Драматургия Еврипида и конец античной героической трагедии - [11]

Шрифт
Интервал

Полный разрью с мифологической традицией знаменуют две трагедии, связанные с историей дома Агамемнона. У Эсхила и тем более Софокла правомерность убийства Клитемнестры собственным сыном в отмщение за отца не вызывала сомнения. Еврипид, перенося действие своей трагедии "Электра" (413 г.) в деревню, где живет насильно выданная за бедного крестьянина дочь Агамемнона, одним этим существенно снижает героическое преданье, низводя трагедию до уровня бытовой драмы.
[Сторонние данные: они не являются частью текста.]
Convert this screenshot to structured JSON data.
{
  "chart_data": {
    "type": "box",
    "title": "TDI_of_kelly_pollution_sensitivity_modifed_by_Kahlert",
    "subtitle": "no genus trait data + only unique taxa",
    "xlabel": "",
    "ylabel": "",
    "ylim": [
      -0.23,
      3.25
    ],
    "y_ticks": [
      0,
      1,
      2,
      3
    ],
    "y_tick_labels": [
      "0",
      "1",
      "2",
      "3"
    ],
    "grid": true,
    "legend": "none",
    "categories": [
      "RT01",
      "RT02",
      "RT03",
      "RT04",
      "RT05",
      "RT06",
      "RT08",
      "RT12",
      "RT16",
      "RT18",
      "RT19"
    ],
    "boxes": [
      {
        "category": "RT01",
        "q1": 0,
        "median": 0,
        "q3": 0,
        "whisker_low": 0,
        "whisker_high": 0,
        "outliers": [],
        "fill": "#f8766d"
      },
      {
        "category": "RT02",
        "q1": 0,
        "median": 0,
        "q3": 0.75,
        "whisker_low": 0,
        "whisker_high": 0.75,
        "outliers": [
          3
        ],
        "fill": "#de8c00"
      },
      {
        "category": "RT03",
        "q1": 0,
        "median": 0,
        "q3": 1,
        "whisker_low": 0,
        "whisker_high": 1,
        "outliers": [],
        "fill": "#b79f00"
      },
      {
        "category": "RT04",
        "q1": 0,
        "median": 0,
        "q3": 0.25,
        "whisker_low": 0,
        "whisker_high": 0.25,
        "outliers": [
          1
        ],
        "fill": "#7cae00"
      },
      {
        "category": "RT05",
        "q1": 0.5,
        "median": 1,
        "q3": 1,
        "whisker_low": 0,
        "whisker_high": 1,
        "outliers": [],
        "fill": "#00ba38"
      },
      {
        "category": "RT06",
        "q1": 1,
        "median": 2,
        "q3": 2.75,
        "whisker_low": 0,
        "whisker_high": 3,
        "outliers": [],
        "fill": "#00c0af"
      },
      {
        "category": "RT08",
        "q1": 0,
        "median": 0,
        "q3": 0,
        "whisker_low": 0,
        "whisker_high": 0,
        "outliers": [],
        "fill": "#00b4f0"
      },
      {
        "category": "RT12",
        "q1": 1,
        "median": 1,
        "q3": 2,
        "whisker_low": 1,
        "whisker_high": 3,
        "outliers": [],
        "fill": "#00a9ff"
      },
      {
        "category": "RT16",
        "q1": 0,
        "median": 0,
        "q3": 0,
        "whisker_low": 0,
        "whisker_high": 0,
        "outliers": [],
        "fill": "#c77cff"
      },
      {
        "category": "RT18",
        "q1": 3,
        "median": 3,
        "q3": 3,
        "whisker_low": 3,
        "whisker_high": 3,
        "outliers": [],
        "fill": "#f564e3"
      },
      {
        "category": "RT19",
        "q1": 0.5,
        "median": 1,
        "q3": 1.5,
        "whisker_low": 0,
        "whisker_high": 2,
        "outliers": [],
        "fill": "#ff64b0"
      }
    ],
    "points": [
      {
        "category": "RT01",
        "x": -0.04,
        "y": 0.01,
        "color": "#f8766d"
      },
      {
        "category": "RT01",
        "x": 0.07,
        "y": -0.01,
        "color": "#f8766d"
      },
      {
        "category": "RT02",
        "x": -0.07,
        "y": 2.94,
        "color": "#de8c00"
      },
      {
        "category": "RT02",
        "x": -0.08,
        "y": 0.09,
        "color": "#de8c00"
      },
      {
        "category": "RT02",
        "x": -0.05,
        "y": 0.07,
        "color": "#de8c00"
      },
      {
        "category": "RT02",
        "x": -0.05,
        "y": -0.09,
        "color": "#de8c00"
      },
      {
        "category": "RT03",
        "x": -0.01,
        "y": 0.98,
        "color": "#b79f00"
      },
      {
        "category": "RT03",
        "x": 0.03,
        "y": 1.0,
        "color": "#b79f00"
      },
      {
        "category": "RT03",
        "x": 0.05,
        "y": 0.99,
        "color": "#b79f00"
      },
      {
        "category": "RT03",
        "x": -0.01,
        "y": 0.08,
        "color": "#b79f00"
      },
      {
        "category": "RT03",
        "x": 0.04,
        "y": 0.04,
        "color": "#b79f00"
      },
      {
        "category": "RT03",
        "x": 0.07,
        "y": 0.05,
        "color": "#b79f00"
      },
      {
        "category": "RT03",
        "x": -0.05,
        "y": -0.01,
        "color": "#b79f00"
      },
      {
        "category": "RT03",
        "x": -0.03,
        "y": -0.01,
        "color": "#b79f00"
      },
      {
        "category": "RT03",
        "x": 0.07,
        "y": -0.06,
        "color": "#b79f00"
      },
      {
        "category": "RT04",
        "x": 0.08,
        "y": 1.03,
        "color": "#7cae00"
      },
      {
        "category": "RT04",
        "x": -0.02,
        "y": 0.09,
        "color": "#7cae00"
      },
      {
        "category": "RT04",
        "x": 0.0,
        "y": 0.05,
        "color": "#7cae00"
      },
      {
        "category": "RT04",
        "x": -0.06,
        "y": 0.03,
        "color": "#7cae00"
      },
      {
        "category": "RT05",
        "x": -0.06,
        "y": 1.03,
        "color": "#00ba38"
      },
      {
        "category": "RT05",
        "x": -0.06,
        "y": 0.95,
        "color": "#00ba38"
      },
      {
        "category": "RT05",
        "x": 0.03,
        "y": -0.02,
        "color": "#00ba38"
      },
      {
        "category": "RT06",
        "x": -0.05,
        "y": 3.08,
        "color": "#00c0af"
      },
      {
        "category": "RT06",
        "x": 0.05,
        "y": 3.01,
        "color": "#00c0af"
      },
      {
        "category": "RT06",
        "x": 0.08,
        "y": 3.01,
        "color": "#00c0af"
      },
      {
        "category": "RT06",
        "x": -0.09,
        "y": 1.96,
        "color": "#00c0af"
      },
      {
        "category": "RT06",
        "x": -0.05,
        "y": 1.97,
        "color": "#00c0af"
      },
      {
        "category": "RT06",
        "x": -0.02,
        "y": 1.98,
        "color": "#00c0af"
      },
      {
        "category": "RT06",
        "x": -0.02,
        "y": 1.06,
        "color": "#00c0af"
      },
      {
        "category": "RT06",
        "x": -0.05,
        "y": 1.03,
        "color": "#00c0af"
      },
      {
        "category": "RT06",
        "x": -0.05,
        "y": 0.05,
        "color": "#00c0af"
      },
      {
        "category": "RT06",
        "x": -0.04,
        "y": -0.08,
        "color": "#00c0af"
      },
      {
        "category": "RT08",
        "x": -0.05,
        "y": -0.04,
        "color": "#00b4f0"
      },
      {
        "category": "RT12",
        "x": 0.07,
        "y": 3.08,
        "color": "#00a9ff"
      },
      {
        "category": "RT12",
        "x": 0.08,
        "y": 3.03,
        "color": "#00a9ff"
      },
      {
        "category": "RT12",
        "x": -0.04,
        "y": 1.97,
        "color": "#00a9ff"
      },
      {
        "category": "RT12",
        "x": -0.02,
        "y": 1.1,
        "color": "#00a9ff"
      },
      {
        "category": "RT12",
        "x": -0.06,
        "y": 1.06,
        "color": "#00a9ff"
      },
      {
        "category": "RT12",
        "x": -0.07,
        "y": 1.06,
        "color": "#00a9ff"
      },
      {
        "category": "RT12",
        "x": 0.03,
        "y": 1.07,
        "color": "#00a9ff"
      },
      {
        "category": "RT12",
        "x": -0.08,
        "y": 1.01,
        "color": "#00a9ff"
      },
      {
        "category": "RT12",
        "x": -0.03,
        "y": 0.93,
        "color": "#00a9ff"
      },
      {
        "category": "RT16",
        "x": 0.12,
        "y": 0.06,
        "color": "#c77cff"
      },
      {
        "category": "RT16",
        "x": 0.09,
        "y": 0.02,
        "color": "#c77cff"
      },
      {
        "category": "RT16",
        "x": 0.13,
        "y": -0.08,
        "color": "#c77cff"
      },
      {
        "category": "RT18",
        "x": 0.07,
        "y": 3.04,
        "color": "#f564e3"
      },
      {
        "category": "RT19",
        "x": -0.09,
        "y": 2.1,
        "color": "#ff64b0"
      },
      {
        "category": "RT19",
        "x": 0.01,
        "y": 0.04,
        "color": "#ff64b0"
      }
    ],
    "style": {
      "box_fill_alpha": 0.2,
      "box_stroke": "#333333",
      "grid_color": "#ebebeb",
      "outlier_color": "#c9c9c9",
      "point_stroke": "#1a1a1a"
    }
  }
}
Если одержимость Электры жаждой мести убийцам отца сближает ее с Медеей, то способ, которым она заманивает Клитемнестру к себе в дом, опять же далек от ситуаций "высокой" трагедии: хотя супруг пощадил девичество Электры, она посылает за матерью под предлогом совершения обрядов над якобы родившимся ребенком, то есть сознательно играет на святых для женщины чувствах. Орест, без колебаний убивающий Эгисфа, с отвращением поднимает оружие против матери и наносит ей удары, закрыв лицо плащом. После совершения мести брат и сестра чувствуют себя опустошенными и раздавленными, вспоминая о предсмертных мольбах матери, которая, кстати сказать, изображена Еврипидом в гораздо более мягких тонах, чем у Софокла, - этим еще усугубляется жестокость поступка детей. Если эсхиловский Орест находит оправдание своему поведению в приказе Аполлона и остается под его защитой, то у Еврипида даже появляющиеся в финале божественные близнецы - Диоскуры - не могут выразить одобрения прорицанию дельфийского бога. И хотя в уста Кастора, этого "бога с машины", вложена развязка, возвращающая сюжет трагедии в русло привычного сказания (Оресту надлежит предстать перед судом Ареопага и получить там оправдание, Электру берет в жены Пилад), в целом "Электра" представляет яркий образец "дегероизации" старинного мифа.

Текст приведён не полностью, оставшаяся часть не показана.